Hacer empresa

Por Bernardo Tobar Carrión

Hacer empresa es probablemente una de las formas más gratificantes de canalizar la creatividad, de ejercitar la capacidad multiplicadora inherente a la condición humana. Más que en cualquier otra actividad, exceptuando quizás ciertos deportes, hacer empresa es esencialmente un proceso de construcción de equipos, de orientarlos a logros colectivos, de enamorarlos de una visión, de búsqueda incesante de talento, de desarrollo constante de capacidades, de lograr lo mejor de los demás.

Y como no hay empresa exitosa que funcione con gente frustrada, temerosa de equivocarse o de incomodar a sus jefes, es también en este ambiente donde florecen los liderazgos más auténticos, los que se basan en visiones inspiradoras, donde la satisfacción de cumplir una meta, de probarse ante un desafío, de conquistar terrenos inexplorados, movilizan más poderosamente que las amenazas, los controles, las sanciones, modelo de autoridad colonial.

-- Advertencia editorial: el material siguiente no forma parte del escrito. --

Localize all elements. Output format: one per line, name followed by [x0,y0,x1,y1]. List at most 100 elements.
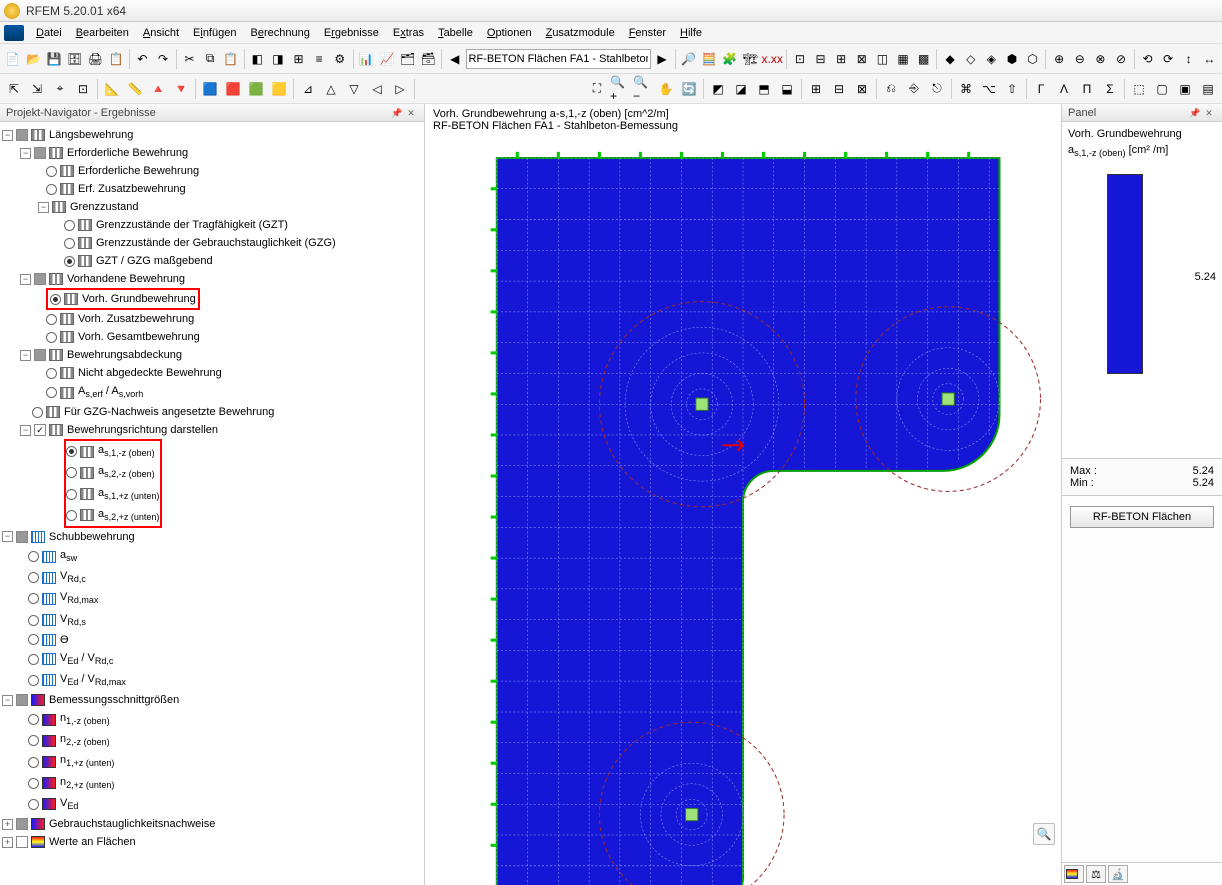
t2-d[interactable]: ⊡ [72,78,94,100]
tree-n1-oben[interactable]: n1,-z (oben) [60,709,110,730]
tree-ved-vrdmax[interactable]: VEd / VRd,max [60,670,126,691]
tree-erf-grp[interactable]: Erforderliche Bewehrung [67,144,188,162]
menu-berechnung[interactable]: Berechnung [244,25,315,41]
preview-icon[interactable]: 📋 [106,48,126,70]
copy-icon[interactable]: ⧉ [200,48,220,70]
tree-vrds[interactable]: VRd,s [60,610,86,631]
tb-af[interactable]: ⟳ [1158,48,1178,70]
radio[interactable] [66,510,77,521]
tree-vrdc[interactable]: VRd,c [60,567,86,588]
t2-ad[interactable]: Σ [1099,78,1121,100]
panel-pin-icon[interactable]: 📌 [1188,106,1202,120]
tree-vorh-grp[interactable]: Vorhandene Bewehrung [67,270,185,288]
tb-u[interactable]: ▩ [914,48,934,70]
tb-r[interactable]: ⊠ [852,48,872,70]
tb-f[interactable]: 📊 [357,48,377,70]
tb-ah[interactable]: ↔ [1200,48,1220,70]
tree-n2-unten[interactable]: n2,+z (unten) [60,773,114,794]
tree-as1-unten[interactable]: as,1,+z (unten) [98,484,159,505]
panel-tab-3[interactable]: 🔬 [1108,865,1128,883]
tb-k[interactable]: 🧮 [699,48,719,70]
radio[interactable] [28,799,39,810]
menu-datei[interactable]: Datei [30,25,68,41]
menu-einfuegen[interactable]: Einfügen [187,25,242,41]
t2-n[interactable]: △ [320,78,342,100]
tb-z[interactable]: ⬡ [1023,48,1043,70]
tb-o[interactable]: ⊡ [790,48,810,70]
radio[interactable] [46,166,57,177]
t2-r[interactable]: ⊞ [805,78,827,100]
menu-extras[interactable]: Extras [387,25,430,41]
checkbox[interactable] [16,129,28,141]
t2-u[interactable]: ⎌ [880,78,902,100]
t2-ae[interactable]: ⬚ [1128,78,1150,100]
tb-arrow-left[interactable]: ◀ [445,48,465,70]
t2-view4[interactable]: ⬓ [776,78,798,100]
viewport[interactable]: Vorh. Grundbewehrung a-s,1,-z (oben) [cm… [425,104,1062,885]
tb-ab[interactable]: ⊖ [1070,48,1090,70]
checkbox[interactable] [16,818,28,830]
tb-e[interactable]: ⚙ [330,48,350,70]
tb-ae[interactable]: ⟲ [1138,48,1158,70]
tb-ag[interactable]: ↕ [1179,48,1199,70]
t2-view3[interactable]: ⬒ [753,78,775,100]
tree-ved[interactable]: VEd [60,794,78,815]
t2-view2[interactable]: ◪ [730,78,752,100]
t2-g[interactable]: 🔺 [147,78,169,100]
t2-t[interactable]: ⊠ [851,78,873,100]
t2-i[interactable]: 🟦 [199,78,221,100]
tree-gebrauchs[interactable]: Gebrauchstauglichkeitsnachweise [49,815,215,833]
checkbox[interactable] [16,694,28,706]
t2-b[interactable]: ⇲ [26,78,48,100]
menu-tabelle[interactable]: Tabelle [432,25,479,41]
tb-n[interactable]: x.xx [761,48,783,70]
tb-j[interactable]: 🔎 [679,48,699,70]
redo-icon[interactable]: ↷ [153,48,173,70]
t2-ah[interactable]: ▤ [1197,78,1219,100]
tree-asw[interactable]: asw [60,546,77,567]
tree-werte[interactable]: Werte an Flächen [49,833,136,851]
tree-bemess[interactable]: Bemessungsschnittgrößen [49,691,179,709]
radio[interactable] [28,654,39,665]
tb-h[interactable]: 🗂 [398,48,418,70]
t2-z[interactable]: ⇧ [1001,78,1023,100]
menu-bearbeiten[interactable]: Bearbeiten [70,25,135,41]
toggle-icon[interactable]: − [2,531,13,542]
t2-zoom-out[interactable]: 🔍− [632,78,654,100]
tb-s[interactable]: ◫ [873,48,893,70]
t2-view1[interactable]: ◩ [707,78,729,100]
checkbox[interactable] [34,273,46,285]
tree-erf-zusatz[interactable]: Erf. Zusatzbewehrung [78,180,186,198]
tree-grenz[interactable]: Grenzzustand [70,198,138,216]
menu-ansicht[interactable]: Ansicht [137,25,185,41]
tb-c[interactable]: ⊞ [289,48,309,70]
tree-as2-oben[interactable]: as,2,-z (oben) [98,462,155,483]
tree-gzt[interactable]: Grenzzustände der Tragfähigkeit (GZT) [96,216,288,234]
t2-s[interactable]: ⊟ [828,78,850,100]
tb-v[interactable]: ◆ [940,48,960,70]
radio[interactable] [28,714,39,725]
t2-zoom-extents[interactable]: ⛶ [586,78,608,100]
t2-o[interactable]: ▽ [343,78,365,100]
checkbox[interactable] [34,349,46,361]
menu-hilfe[interactable]: Hilfe [674,25,708,41]
t2-l[interactable]: 🟨 [268,78,290,100]
tree-schub[interactable]: Schubbewehrung [49,528,135,546]
t2-p[interactable]: ◁ [366,78,388,100]
new-icon[interactable]: 📄 [3,48,23,70]
cut-icon[interactable]: ✂ [180,48,200,70]
tb-aa[interactable]: ⊕ [1049,48,1069,70]
checkbox[interactable]: ✓ [34,424,46,436]
tree-gzg-nachweis[interactable]: Für GZG-Nachweis angesetzte Bewehrung [64,403,274,421]
tree-vorh-zusatz[interactable]: Vorh. Zusatzbewehrung [78,310,194,328]
menu-ergebnisse[interactable]: Ergebnisse [318,25,385,41]
t2-j[interactable]: 🟥 [222,78,244,100]
tb-g[interactable]: 📈 [377,48,397,70]
tb-t[interactable]: ▦ [893,48,913,70]
app-logo[interactable] [4,25,24,41]
radio[interactable] [66,489,77,500]
radio[interactable] [28,615,39,626]
tree-n2-oben[interactable]: n2,-z (oben) [60,730,110,751]
navigator-close-icon[interactable]: ✕ [404,106,418,120]
radio[interactable] [50,294,61,305]
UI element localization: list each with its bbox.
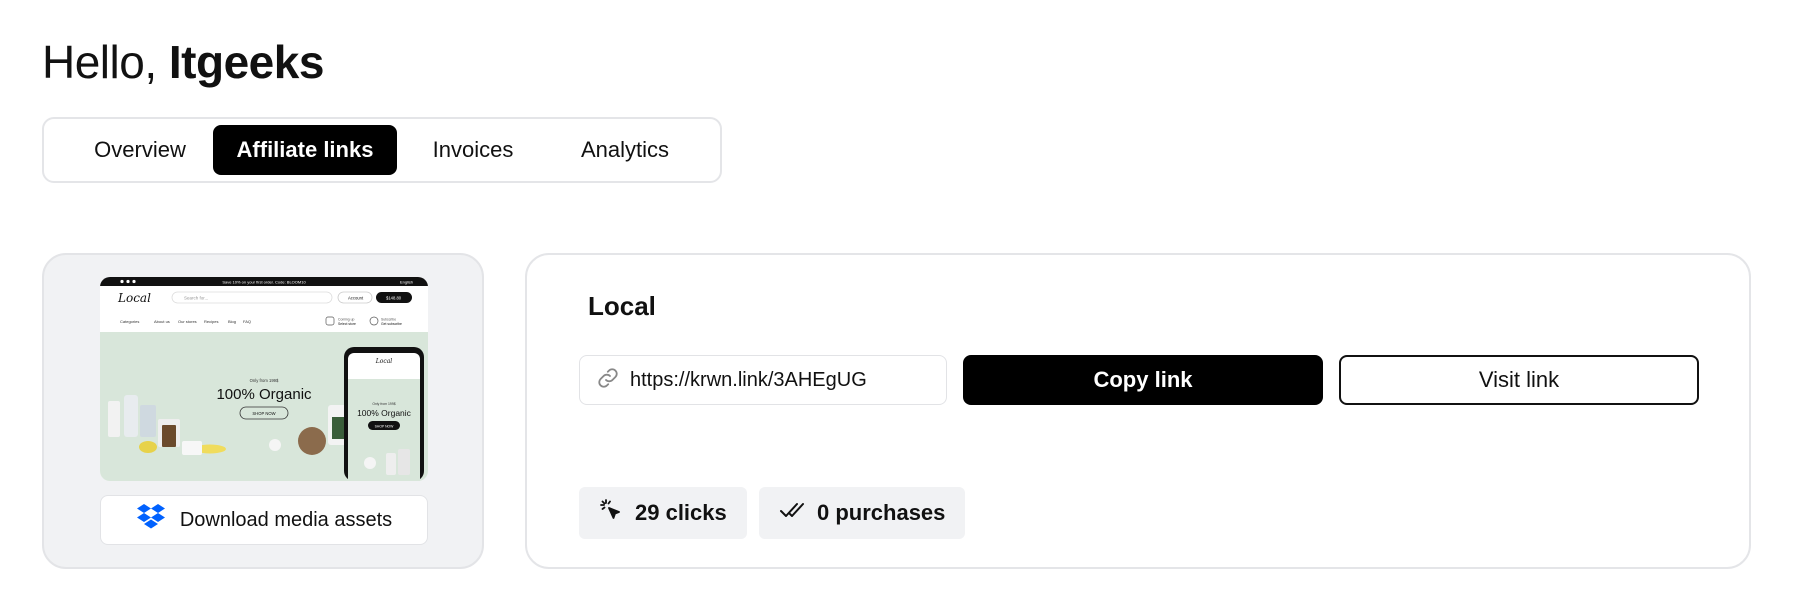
preview-nav-3: Recipes — [204, 319, 218, 324]
preview-promo-small: Only from 199$ — [250, 378, 279, 383]
copy-link-button[interactable]: Copy link — [963, 355, 1323, 405]
preview-phone-title: 100% Organic — [357, 408, 412, 418]
purchases-stat: 0 purchases — [759, 487, 966, 539]
preview-account: Account — [348, 295, 364, 300]
tab-analytics[interactable]: Analytics — [550, 125, 700, 175]
visit-link-button[interactable]: Visit link — [1339, 355, 1699, 405]
tab-affiliate-links[interactable]: Affiliate links — [213, 125, 397, 175]
user-name: Itgeeks — [168, 36, 325, 88]
clicks-stat: 29 clicks — [579, 487, 747, 539]
link-icon — [596, 366, 620, 395]
double-check-icon — [779, 498, 805, 528]
preview-language: English — [400, 280, 413, 285]
greeting-prefix: Hello, — [42, 36, 169, 88]
tab-invoices[interactable]: Invoices — [408, 125, 538, 175]
preview-announcement: Save 10% on your first order. Code: BLOO… — [222, 280, 306, 285]
brand-name: Local — [588, 291, 656, 321]
download-media-assets-button[interactable]: Download media assets — [100, 495, 428, 545]
page-title: Hello, Itgeeks — [42, 34, 324, 90]
download-label: Download media assets — [179, 508, 393, 531]
preview-logo: Local — [117, 291, 151, 305]
preview-phone-small: Only from 199$ — [372, 402, 395, 406]
tab-overview[interactable]: Overview — [68, 125, 212, 175]
affiliate-link-card: Local Copy link Visit link 29 clicks 0 — [525, 253, 1751, 569]
affiliate-url-field[interactable] — [579, 355, 947, 405]
preview-cart: $148.80 — [386, 295, 402, 300]
preview-delivery-1: Coming up — [338, 318, 355, 322]
preview-search: Search for... — [184, 296, 208, 301]
store-preview-image: Save 10% on your first order. Code: BLOO… — [100, 277, 428, 481]
media-card: Save 10% on your first order. Code: BLOO… — [42, 253, 484, 569]
tab-bar: Overview Affiliate links Invoices Analyt… — [42, 117, 722, 183]
preview-promo-title: 100% Organic — [216, 386, 312, 403]
purchases-count: 0 purchases — [817, 500, 946, 525]
preview-nav-4: Blog — [228, 319, 236, 324]
cursor-click-icon — [599, 498, 623, 528]
preview-sub-1: Subscribe — [381, 318, 396, 322]
affiliate-url-input[interactable] — [630, 368, 930, 392]
preview-nav-5: FAQ — [243, 319, 251, 324]
preview-promo-button: SHOP NOW — [252, 411, 275, 416]
clicks-count: 29 clicks — [635, 500, 727, 525]
preview-nav-1: About us — [154, 319, 170, 324]
preview-sub-2: Get subscribe — [381, 322, 402, 326]
svg-text:Local: Local — [375, 358, 393, 365]
preview-phone-button: SHOP NOW — [375, 424, 395, 428]
preview-nav-2: Our stores — [178, 319, 197, 324]
dropbox-icon — [136, 503, 166, 537]
preview-nav-0: Categories — [120, 319, 139, 324]
preview-delivery-2: Select store — [338, 322, 356, 326]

Margaret Thatcher solía decir que el liderazgo es como ser mujer: mala cosa si tienes que recordarlo. Pienso en estas palabras cada vez que oigo frases a tenor de “ya vas a ver con quien te metes, aquí mando yo…”.

Hacer empresa es también un ejercicio de generosidad, de desprendimiento constante, donde tienen poca cabida los egos hipertrofiados y las prima donas. Nada interfiere más con el crecimiento exponencial de la suma de aportes individuales orientados al logro del equipo que la gente preocupada tanto de su propio reconocimiento, que reserva buenas ideas por temor a que diluyan su paternidad en el caos creativo del grupo, o reparte bolas a cuenta gotas para que otros no brillen con los goles o, peor aún, se rodea de mediocres para que no le hagan sombra.

Y también la empresa aporta con el elemento de mayor beneficio colectivo, el empleo, que más que la fuente de un salario, es un espacio de creación y realización personal, una plataforma de servicio a los demás -aunque hay todavía quien lo ve como una suerte de celda donde se concreta la explotación del hombre por el hombre-.

Y está ese componente, tan temido como maltratado, el mercado, que cuando es realmente abierto, libre, solo tiene un rey: el consumidor. Porque en mercados libres, al consumidor no hay decreto que le obligue a preferir un producto, a pagar un precio fijado por la autoridad, a conformarse con un mal servicio del único proveedor que goza del favor oficial. Y por lo tanto, hay riesgo, no hay otra garantía de éxito que el propio acierto en la visión, en las estrategias, en la calidad de las personas. Por eso, el mercado es mala palabra para los mediocres, para quienes no confían en sí mismos ni, por la misma razón, confían en los demás, que por lo tanto, dejan de ser seres enteramente libres y pasan a ser, como los incapaces, tutelados por el Estado. Hacer empresa, pequeña o grande, es también un acto de valor permanente.

La cultura, el arte, el deporte, la labor social suelen ser reconocidos, pero poco se entiende del mérito humano y espiritual que hay detrás de un producto exitoso en un mercado libre.